The UN, interestingly, did not seem too fussed about this looting, or about securing aid in general. Stéphane Dujarric, spokesperson for the UN Secretary-General, said of this looting: “There was, you know, what I think I would refer to as self-distribution. These trucks were traveling through areas where there’d been no aid. I think people feared that they would never see aid. They grabbed what they could.” 

Asked who was responsible for the security of the trucks he admitted: “we don’t have any armed security.” He later added, “the best security, the best safety comes from the community. Right? When people understand and know that there will be a constant flow of aid… We do not operate with armed escort because… there’s certain humanitarian principles, especially operational neutrality, that need to be respected.”

Given this attitude toward looting and security, is it any wonder that the aid coming into Gaza is not being distributed effectively? Or that there are widespread reports that aid packages are for sale in Gaza – such as the New York Times report on May 18, which described street markets in Gaza featuring “Entire aid parcels – still emblazoned with the flags of their donating countries and meant to be distributed for free… stacked on sidewalks and sold for prices few could afford.”


Egypt caused an aid crisis over Rafah

There is no doubt the aid coming in from the US pier is now sorely needed, because the Rafah crossing has been closed by the Egyptians from their side since Israel forces took control over the Gaza side of it from Hamas forces on May 7. 

Some media outlets have falsely claimed that Israel is responsible for keeping the crossing closed.

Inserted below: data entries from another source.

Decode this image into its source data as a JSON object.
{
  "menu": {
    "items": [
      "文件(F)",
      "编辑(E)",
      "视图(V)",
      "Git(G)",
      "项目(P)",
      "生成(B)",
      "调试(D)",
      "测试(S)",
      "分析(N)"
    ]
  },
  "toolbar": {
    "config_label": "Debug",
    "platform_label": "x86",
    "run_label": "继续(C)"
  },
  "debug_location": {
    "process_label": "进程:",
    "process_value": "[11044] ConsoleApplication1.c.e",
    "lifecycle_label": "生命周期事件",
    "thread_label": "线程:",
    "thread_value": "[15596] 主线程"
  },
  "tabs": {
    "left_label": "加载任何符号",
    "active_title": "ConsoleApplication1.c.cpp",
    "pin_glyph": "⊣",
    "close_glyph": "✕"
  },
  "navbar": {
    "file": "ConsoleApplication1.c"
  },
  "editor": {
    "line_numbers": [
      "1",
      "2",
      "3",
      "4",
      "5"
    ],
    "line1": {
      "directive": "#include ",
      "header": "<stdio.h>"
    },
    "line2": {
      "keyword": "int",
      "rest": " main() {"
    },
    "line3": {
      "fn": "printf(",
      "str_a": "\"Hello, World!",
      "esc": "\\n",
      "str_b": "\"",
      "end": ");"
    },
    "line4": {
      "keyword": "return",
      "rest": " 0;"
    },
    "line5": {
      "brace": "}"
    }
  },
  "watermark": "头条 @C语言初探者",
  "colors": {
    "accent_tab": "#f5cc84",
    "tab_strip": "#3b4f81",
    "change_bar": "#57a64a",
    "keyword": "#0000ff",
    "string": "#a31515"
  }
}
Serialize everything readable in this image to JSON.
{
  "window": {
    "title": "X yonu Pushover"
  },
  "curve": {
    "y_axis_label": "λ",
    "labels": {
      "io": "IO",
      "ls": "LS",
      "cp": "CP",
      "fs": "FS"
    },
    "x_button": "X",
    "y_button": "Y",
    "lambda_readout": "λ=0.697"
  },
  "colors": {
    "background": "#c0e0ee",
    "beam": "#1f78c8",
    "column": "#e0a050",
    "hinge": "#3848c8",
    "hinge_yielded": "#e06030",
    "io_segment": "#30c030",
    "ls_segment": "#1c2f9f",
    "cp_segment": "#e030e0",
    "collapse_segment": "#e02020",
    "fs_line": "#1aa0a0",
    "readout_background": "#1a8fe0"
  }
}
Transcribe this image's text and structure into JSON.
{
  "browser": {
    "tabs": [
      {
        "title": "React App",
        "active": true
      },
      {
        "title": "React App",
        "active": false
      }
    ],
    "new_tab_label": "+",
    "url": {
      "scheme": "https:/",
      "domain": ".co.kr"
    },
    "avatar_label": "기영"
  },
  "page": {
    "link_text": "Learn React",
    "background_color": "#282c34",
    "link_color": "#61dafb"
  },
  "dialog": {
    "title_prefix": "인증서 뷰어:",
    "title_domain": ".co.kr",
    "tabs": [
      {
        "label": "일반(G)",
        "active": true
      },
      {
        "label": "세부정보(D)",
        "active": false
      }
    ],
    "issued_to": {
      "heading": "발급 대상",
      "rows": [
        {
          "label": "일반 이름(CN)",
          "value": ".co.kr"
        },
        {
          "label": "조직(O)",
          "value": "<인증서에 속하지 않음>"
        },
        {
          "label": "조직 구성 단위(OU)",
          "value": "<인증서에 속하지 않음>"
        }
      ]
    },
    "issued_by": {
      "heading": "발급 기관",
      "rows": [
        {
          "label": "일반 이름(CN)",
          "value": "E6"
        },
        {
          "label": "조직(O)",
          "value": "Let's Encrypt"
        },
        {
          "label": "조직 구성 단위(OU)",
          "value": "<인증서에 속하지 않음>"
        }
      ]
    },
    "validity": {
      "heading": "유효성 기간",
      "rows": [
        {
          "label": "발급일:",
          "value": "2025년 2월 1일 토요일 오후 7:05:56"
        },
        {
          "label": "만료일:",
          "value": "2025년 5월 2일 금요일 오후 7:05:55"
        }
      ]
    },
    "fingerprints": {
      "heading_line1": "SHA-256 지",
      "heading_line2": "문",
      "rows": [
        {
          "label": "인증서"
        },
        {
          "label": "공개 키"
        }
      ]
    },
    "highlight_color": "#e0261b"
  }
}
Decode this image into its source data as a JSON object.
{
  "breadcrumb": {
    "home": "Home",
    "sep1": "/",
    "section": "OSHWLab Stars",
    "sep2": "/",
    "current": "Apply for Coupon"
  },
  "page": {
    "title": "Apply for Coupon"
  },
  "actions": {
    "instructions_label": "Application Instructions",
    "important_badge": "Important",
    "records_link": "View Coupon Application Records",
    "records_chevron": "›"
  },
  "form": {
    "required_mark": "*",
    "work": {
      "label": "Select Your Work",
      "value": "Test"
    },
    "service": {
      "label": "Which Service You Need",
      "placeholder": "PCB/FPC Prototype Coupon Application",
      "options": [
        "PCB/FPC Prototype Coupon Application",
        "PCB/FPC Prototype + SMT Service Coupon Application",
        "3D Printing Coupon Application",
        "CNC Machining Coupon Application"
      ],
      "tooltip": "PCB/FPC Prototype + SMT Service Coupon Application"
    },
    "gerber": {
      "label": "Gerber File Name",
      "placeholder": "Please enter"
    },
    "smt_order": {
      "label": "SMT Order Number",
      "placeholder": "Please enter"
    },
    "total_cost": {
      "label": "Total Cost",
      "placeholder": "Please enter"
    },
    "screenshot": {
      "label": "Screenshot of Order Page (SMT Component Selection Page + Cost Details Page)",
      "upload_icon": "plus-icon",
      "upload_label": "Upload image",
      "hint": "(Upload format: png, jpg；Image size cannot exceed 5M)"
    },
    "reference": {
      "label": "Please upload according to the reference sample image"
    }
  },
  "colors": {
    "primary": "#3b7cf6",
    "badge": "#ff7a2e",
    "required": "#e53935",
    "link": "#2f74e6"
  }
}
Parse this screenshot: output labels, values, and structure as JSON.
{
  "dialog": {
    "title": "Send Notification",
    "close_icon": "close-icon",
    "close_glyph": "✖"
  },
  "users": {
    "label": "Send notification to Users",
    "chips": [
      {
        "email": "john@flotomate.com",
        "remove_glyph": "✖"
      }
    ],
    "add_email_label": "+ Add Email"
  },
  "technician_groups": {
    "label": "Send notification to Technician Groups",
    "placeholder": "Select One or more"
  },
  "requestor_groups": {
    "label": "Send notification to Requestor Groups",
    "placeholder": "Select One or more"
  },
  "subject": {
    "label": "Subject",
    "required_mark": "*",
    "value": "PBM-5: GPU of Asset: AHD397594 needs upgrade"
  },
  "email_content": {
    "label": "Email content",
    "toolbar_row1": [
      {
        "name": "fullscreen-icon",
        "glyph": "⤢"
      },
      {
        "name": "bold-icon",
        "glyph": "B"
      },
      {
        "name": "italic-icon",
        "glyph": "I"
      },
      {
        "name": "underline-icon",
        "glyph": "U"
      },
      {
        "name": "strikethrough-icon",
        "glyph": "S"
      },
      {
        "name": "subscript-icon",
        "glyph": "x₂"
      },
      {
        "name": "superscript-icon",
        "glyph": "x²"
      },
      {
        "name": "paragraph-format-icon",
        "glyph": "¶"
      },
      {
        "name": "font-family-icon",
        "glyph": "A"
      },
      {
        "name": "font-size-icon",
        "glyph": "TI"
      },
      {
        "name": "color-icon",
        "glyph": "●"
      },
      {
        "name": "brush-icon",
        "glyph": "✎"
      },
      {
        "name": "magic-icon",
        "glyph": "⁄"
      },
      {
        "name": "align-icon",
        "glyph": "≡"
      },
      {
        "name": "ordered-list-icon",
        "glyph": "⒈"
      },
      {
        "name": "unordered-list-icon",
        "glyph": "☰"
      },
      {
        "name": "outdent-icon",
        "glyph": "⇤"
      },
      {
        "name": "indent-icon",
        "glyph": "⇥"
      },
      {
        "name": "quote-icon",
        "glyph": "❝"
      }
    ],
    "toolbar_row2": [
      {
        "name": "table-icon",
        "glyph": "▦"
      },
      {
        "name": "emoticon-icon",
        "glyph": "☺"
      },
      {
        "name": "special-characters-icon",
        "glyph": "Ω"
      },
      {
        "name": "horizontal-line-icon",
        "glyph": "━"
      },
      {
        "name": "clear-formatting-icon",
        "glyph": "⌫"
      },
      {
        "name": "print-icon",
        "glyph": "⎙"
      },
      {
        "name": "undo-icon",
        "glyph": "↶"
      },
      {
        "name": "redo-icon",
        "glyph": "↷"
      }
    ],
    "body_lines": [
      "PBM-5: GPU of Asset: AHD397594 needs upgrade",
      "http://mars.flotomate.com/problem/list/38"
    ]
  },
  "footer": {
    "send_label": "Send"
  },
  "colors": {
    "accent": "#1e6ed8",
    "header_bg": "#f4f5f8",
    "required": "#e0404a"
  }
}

Egypt’s Foreign Minister Sameh Shoukry admitted Cairo was the one keeping the crossing closed on May 21 saying, rather disingenuously, that the Israeli military presence and operations put truck drivers in danger, which has led to the cessation of aid crossing the border.

But the situation is actually worse than this because it is not just Rafah which is affected. The nearby Kerem Shalom crossing from Israel to Gaza is open – despite its being rocketed from Hamas-controlled Rafah on May 5, killing four IDF soldiers, and then again on May 8, 10, 11, 12 and 24. But it was receiving little aid because the aid previously arriving at that crossing was largely coming via Egypt, and Cairo was also refusing to let any aid go to Kerem Shalom. 

A Biden Administration official affirmed this situation in remarks to the Times of Israel on May 22, saying “What should be going into Kerem Shalom is the UN assistance, which is now in Egypt… Egypt is holding that back until the Rafah crossing situation settles out… Kerem Shalom is open… that aid should be going through Kerem Shalom.”

Israeli Minister Ron Dermer said on May 23, “Right now, Egypt is withholding 2,000 trucks of humanitarian assistance from going into Gaza because they have a political issue about the Rafah crossing.” Egypt began again allowing aid trucks to go into Gaza via Kerem Shalom, but not Rafah, on May 26, following US pressure.